Basic though it was, the Hide and Seek skill proved to be a popular choice, mainly because it was so easy to win. The game starts when Alexa asks your kid to choose a hiding space; once your little one is hiding, Alexa starts to guess where your child is, and if she can’t guess correctly in three tries, she gives up. There aren’t any sensors or machine-learning technology involved when Alexa plays hide-and-seek; instead, Alexa’s strategy revolves around wild guesses, such as “Are you behind the dollhouse?” (No, because Claire doesn’t have a dollhouse.) Sure, Alexa’s version of hide-and-seek is a tad dull, but for my daughter, winning never gets old.

Another game that proved a hit was Master Swords, in which you clash blades with pirates by spelling words. When you battle a bad guy, you must spell a word (like “right” or “forest”) correctly to make your blows land; if you get a word wrong, you miss. It’s challenging, fun, well acted, and stuffed with sound effects, although Claire would occasionally grow frustrated (“That’s weird!”) when the game cut her off before she could finish spelling a word.

Ben Patterson/IDG

My daughter got a kick out of Alexa’s myriad games and skills, but playing tunes on the Echo Dot Kids Edition was by far her favorite passtime.

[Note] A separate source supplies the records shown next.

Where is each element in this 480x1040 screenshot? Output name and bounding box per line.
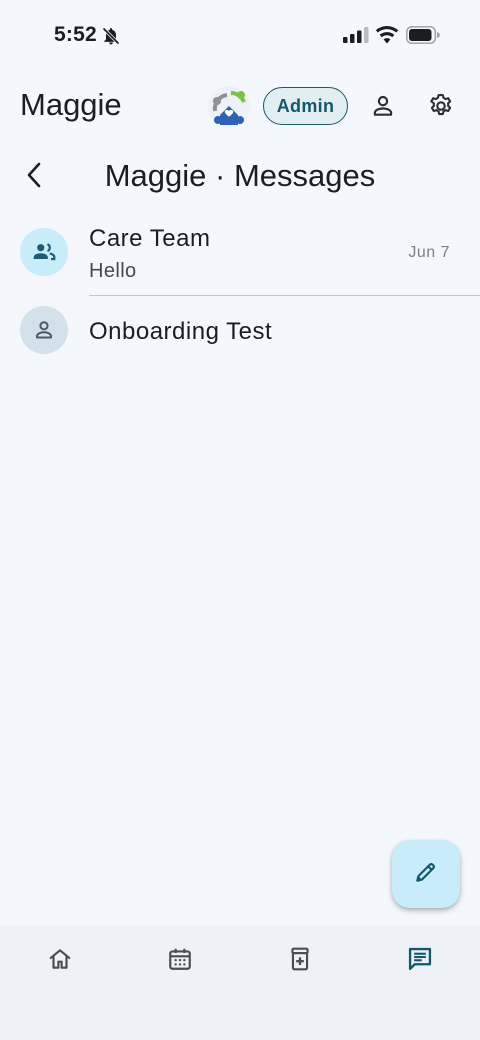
app-title: Maggie bbox=[20, 87, 122, 122]
pencil-icon bbox=[413, 859, 439, 890]
status-time: 5:52 bbox=[54, 23, 97, 46]
admin-role-chip[interactable]: Admin bbox=[263, 87, 348, 125]
back-button[interactable] bbox=[18, 158, 52, 192]
nav-calendar[interactable] bbox=[150, 944, 210, 978]
settings-icon[interactable] bbox=[424, 89, 458, 123]
signal-icon bbox=[343, 27, 369, 48]
bottom-nav bbox=[0, 926, 480, 1040]
compose-message-button[interactable] bbox=[392, 840, 460, 908]
thread-name: Onboarding Test bbox=[89, 318, 273, 345]
status-bar: 5:52 bbox=[0, 0, 480, 70]
thread-date: Jun 7 bbox=[408, 244, 450, 261]
app-logo bbox=[207, 85, 251, 129]
profile-icon[interactable] bbox=[366, 89, 400, 123]
bell-off-icon bbox=[101, 26, 121, 51]
home-icon bbox=[47, 946, 73, 977]
app-header: Maggie Admin bbox=[0, 78, 480, 138]
medication-icon bbox=[287, 946, 313, 977]
battery-icon bbox=[406, 26, 440, 49]
messages-icon bbox=[406, 945, 434, 978]
thread-item-care-team[interactable]: Care Team Hello Jun 7 bbox=[0, 212, 480, 296]
calendar-icon bbox=[167, 946, 193, 977]
wifi-icon bbox=[375, 26, 399, 49]
thread-list: Care Team Hello Jun 7 Onboarding Test bbox=[0, 212, 480, 366]
nav-home[interactable] bbox=[30, 944, 90, 978]
messages-header: Maggie · Messages bbox=[0, 148, 480, 204]
nav-medications[interactable] bbox=[270, 944, 330, 978]
group-avatar-icon bbox=[20, 228, 68, 276]
thread-preview: Hello bbox=[89, 260, 137, 282]
person-avatar-icon bbox=[20, 306, 68, 354]
thread-item-onboarding-test[interactable]: Onboarding Test bbox=[0, 296, 480, 366]
nav-messages[interactable] bbox=[390, 944, 450, 978]
thread-name: Care Team bbox=[89, 225, 211, 252]
page-title: Maggie · Messages bbox=[104, 158, 376, 193]
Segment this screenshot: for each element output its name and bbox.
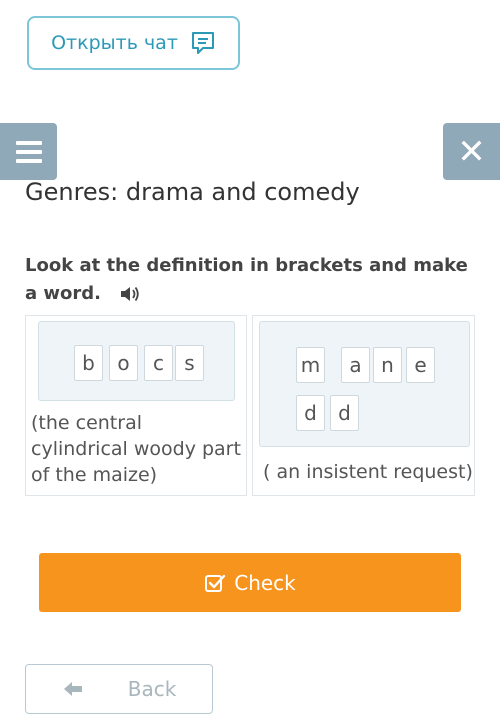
letter-tile[interactable]: d	[330, 395, 359, 431]
arrow-left-icon	[63, 682, 82, 696]
letter-tile[interactable]: d	[296, 395, 325, 431]
check-button[interactable]: Check	[39, 553, 461, 612]
letter-tile[interactable]: c	[144, 345, 173, 381]
letter-tile[interactable]: a	[341, 347, 370, 383]
letter-tile[interactable]: n	[373, 347, 402, 383]
letter-tile[interactable]: m	[296, 347, 325, 383]
chat-icon	[191, 32, 214, 54]
letter-tile[interactable]: e	[406, 347, 435, 383]
open-chat-button[interactable]: Открыть чат	[27, 16, 240, 70]
definition-text: (the central cylindrical woody part of t…	[31, 412, 241, 486]
letter-tray-1: b o c s	[38, 321, 235, 401]
back-label: Back	[127, 677, 177, 701]
word-card-1: b o c s (the central cylindrical woody p…	[25, 315, 247, 496]
definition-text: ( an insistent request)	[263, 461, 473, 483]
page-title: Genres: drama and comedy	[25, 178, 360, 206]
instruction-text: Look at the definition in brackets and m…	[25, 252, 475, 308]
word-card-2: m a n e d d ( an insistent request)	[252, 315, 475, 496]
speaker-icon[interactable]	[119, 285, 141, 303]
hamburger-menu-icon[interactable]	[0, 123, 57, 180]
back-button[interactable]: Back	[25, 664, 213, 714]
checkbox-icon	[205, 574, 226, 592]
letter-tray-2: m a n e d d	[259, 321, 470, 447]
letter-tile[interactable]: s	[175, 345, 204, 381]
letter-tile[interactable]: b	[74, 345, 103, 381]
close-button[interactable]: ✕	[443, 123, 500, 180]
instruction-label: Look at the definition in brackets and m…	[25, 255, 468, 304]
check-label: Check	[234, 570, 296, 595]
letter-tile[interactable]: o	[109, 345, 138, 381]
close-icon: ✕	[457, 131, 486, 172]
open-chat-label: Открыть чат	[51, 32, 178, 54]
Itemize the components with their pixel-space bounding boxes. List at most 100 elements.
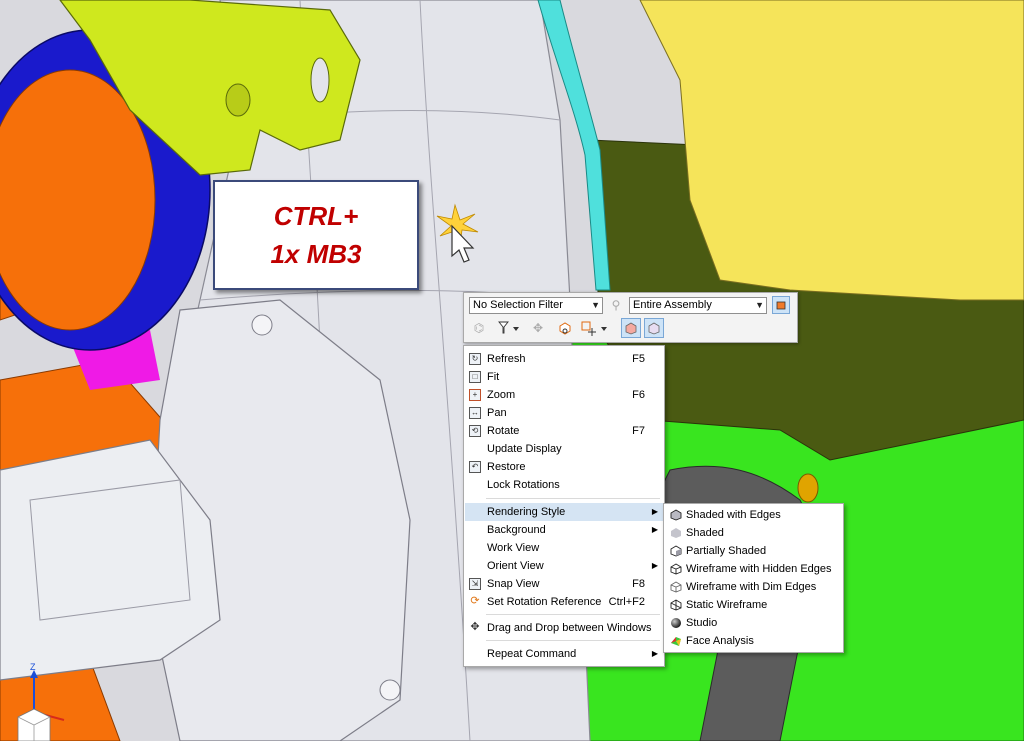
submenu-item-label: Shaded with Edges [686, 509, 781, 521]
select-icon[interactable]: ⌬ [470, 319, 488, 337]
rotate-icon: ⟲ [469, 425, 481, 437]
menu-item-repeat-command[interactable]: Repeat Command ▶ [465, 645, 663, 663]
filter-icon[interactable]: ⚲ [607, 296, 625, 314]
zoom-icon: + [469, 389, 481, 401]
wireframe-dim-icon [670, 581, 682, 593]
menu-item-update-display[interactable]: Update Display [465, 440, 663, 458]
shortcut-callout: CTRL+ 1x MB3 [213, 180, 419, 290]
selection-list-icon[interactable] [497, 319, 521, 337]
snap-icon[interactable] [556, 319, 574, 337]
menu-item-fit[interactable]: □ Fit [465, 368, 663, 386]
menu-item-shortcut: F8 [632, 578, 645, 590]
drag-drop-icon: ✥ [470, 621, 480, 633]
menu-item-label: Set Rotation Reference [487, 596, 602, 608]
selection-toolbar: No Selection Filter ▼ ⚲ Entire Assembly … [463, 292, 798, 343]
submenu-arrow-icon: ▶ [651, 561, 658, 570]
rendering-icon[interactable] [644, 318, 664, 338]
menu-item-restore[interactable]: ↶ Restore [465, 458, 663, 476]
snap-view-icon: ⇲ [469, 578, 481, 590]
shaded-edges-icon [670, 509, 682, 521]
menu-item-label: Repeat Command [487, 648, 577, 660]
menu-separator [486, 614, 660, 615]
submenu-item-studio[interactable]: Studio [665, 614, 842, 632]
menu-item-label: Zoom [487, 389, 516, 401]
submenu-arrow-icon: ▶ [651, 649, 658, 658]
context-menu: ↻ Refresh F5 □ Fit + Zoom F6 ↔ Pan ⟲ Rot… [463, 345, 665, 667]
callout-line-2: 1x MB3 [270, 239, 362, 269]
submenu-item-shaded[interactable]: Shaded [665, 524, 842, 542]
menu-item-label: Rotate [487, 425, 520, 437]
view-icon[interactable] [621, 318, 641, 338]
chevron-down-icon: ▼ [591, 300, 600, 310]
menu-item-shortcut: F7 [632, 425, 645, 437]
menu-item-shortcut: Ctrl+F2 [608, 596, 645, 608]
menu-item-label: Work View [487, 542, 540, 554]
scope-value: Entire Assembly [633, 299, 712, 311]
submenu-item-label: Face Analysis [686, 635, 754, 647]
static-wireframe-icon [670, 599, 682, 611]
menu-item-label: Fit [487, 371, 500, 383]
submenu-item-label: Wireframe with Hidden Edges [686, 563, 832, 575]
submenu-item-label: Shaded [686, 527, 724, 539]
submenu-item-label: Studio [686, 617, 718, 629]
submenu-arrow-icon: ▶ [651, 525, 658, 534]
submenu-item-label: Wireframe with Dim Edges [686, 581, 817, 593]
menu-item-label: Update Display [487, 443, 562, 455]
menu-item-rendering-style[interactable]: Rendering Style ▶ [465, 503, 663, 521]
menu-item-label: Background [487, 524, 546, 536]
menu-item-label: Restore [487, 461, 526, 473]
axis-triad: Z [17, 662, 65, 741]
z-axis-label: Z [30, 662, 36, 672]
menu-item-pan[interactable]: ↔ Pan [465, 404, 663, 422]
menu-item-background[interactable]: Background ▶ [465, 521, 663, 539]
selection-filter-value: No Selection Filter [473, 299, 563, 311]
submenu-item-label: Static Wireframe [686, 599, 768, 611]
sketch-plane-icon[interactable]: ✥ [529, 319, 547, 337]
shaded-icon [671, 528, 681, 538]
pan-icon: ↔ [469, 407, 481, 419]
scope-dropdown[interactable]: Entire Assembly ▼ [629, 297, 767, 314]
menu-item-label: Pan [487, 407, 507, 419]
menu-item-lock-rotations[interactable]: Lock Rotations [465, 476, 663, 494]
menu-item-label: Drag and Drop between Windows [487, 622, 652, 634]
fit-icon: □ [469, 371, 481, 383]
callout-line-1: CTRL+ [273, 201, 359, 231]
submenu-item-face-analysis[interactable]: Face Analysis [665, 632, 842, 650]
menu-item-label: Refresh [487, 353, 526, 365]
submenu-arrow-icon: ▶ [651, 507, 658, 516]
submenu-item-shaded-with-edges[interactable]: Shaded with Edges [665, 506, 842, 524]
submenu-item-wireframe-hidden[interactable]: Wireframe with Hidden Edges [665, 560, 842, 578]
menu-item-set-rotation-reference[interactable]: ⟳ Set Rotation Reference Ctrl+F2 [465, 593, 663, 611]
menu-separator [486, 498, 660, 499]
menu-item-shortcut: F5 [632, 353, 645, 365]
menu-item-orient-view[interactable]: Orient View ▶ [465, 557, 663, 575]
submenu-item-label: Partially Shaded [686, 545, 767, 557]
menu-item-label: Lock Rotations [487, 479, 560, 491]
submenu-item-partially-shaded[interactable]: Partially Shaded [665, 542, 842, 560]
menu-item-work-view[interactable]: Work View [465, 539, 663, 557]
point-snap-icon[interactable] [579, 319, 609, 337]
menu-item-shortcut: F6 [632, 389, 645, 401]
wireframe-hidden-icon [670, 563, 682, 575]
submenu-item-wireframe-dim[interactable]: Wireframe with Dim Edges [665, 578, 842, 596]
refresh-icon: ↻ [469, 353, 481, 365]
chevron-down-icon: ▼ [755, 300, 764, 310]
studio-icon [671, 618, 681, 628]
component-icon[interactable] [772, 296, 790, 314]
submenu-item-static-wireframe[interactable]: Static Wireframe [665, 596, 842, 614]
rotation-reference-icon: ⟳ [470, 595, 480, 607]
menu-separator [486, 640, 660, 641]
menu-item-label: Snap View [487, 578, 540, 590]
face-analysis-icon [671, 637, 681, 646]
menu-item-rotate[interactable]: ⟲ Rotate F7 [465, 422, 663, 440]
menu-item-label: Rendering Style [487, 506, 566, 518]
restore-icon: ↶ [469, 461, 481, 473]
menu-item-label: Orient View [487, 560, 544, 572]
menu-item-drag-and-drop[interactable]: ✥ Drag and Drop between Windows [465, 619, 663, 637]
menu-item-zoom[interactable]: + Zoom F6 [465, 386, 663, 404]
partially-shaded-icon [670, 545, 682, 557]
rendering-style-submenu: Shaded with Edges Shaded Partially Shade… [663, 503, 844, 653]
menu-item-snap-view[interactable]: ⇲ Snap View F8 [465, 575, 663, 593]
selection-filter-dropdown[interactable]: No Selection Filter ▼ [469, 297, 603, 314]
menu-item-refresh[interactable]: ↻ Refresh F5 [465, 350, 663, 368]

We also enjoyed the classic Choose Your Own Adventure books on Audible (such as Space and Beyond), which involve listening to a story and then making decisions about what to do next at key points in the action. As with Master Swords, the Choose Your Own Adventure books we listened to were slickly produced, featured seasoned voice actors, and included evocative sound effects. Still, frustration crept in when Alexa occasionally misheard Claire’s directions and (for example) shot our character out of an airlock rather than opting to stay within the confines of the starship.

Best of all was Star Wars: Choose Your Destiny, another choose-your-adventure game that my Star Wars-obsessed tyke found riveting. In the particular story we tried (you can pick between big adventures and “mini” adventures, by the way), Han Solo and Chewbacca had to run an Imperial blockade because they were, um…. OK, does it matter? In any case, Claire was clearly engaged, instructing Chewie to repair the hyperdrive and ordering Han to run for cover rather than blindly charging ahead with his blaster. Once more, enthusiastic acting along with authentic Star Wars music and sound effects paid major dividends when it came to holding Claire’s interest.

Of course, we’re only scratching the surface of Alexa’s various kids-oriented skills—and indeed, if your kids are looking for a new activity, they can always just say “Alexa, let’s play,” and Alexa will pick a game to try; indeed, that’s how we found Master Swords in the first place.

Bottom line

My daughter declared the Amazon Echo Dot Kids Edition a keeper, and I’m inclined to agree. Entertaining without becoming disruptive, educational without veering into boring territory, the Echo Dot Kids Edition managed to keep my easily distracted second-grader engaged but rarely spun her into a frenzy, while letting me control how and when she could play with her new digital friend.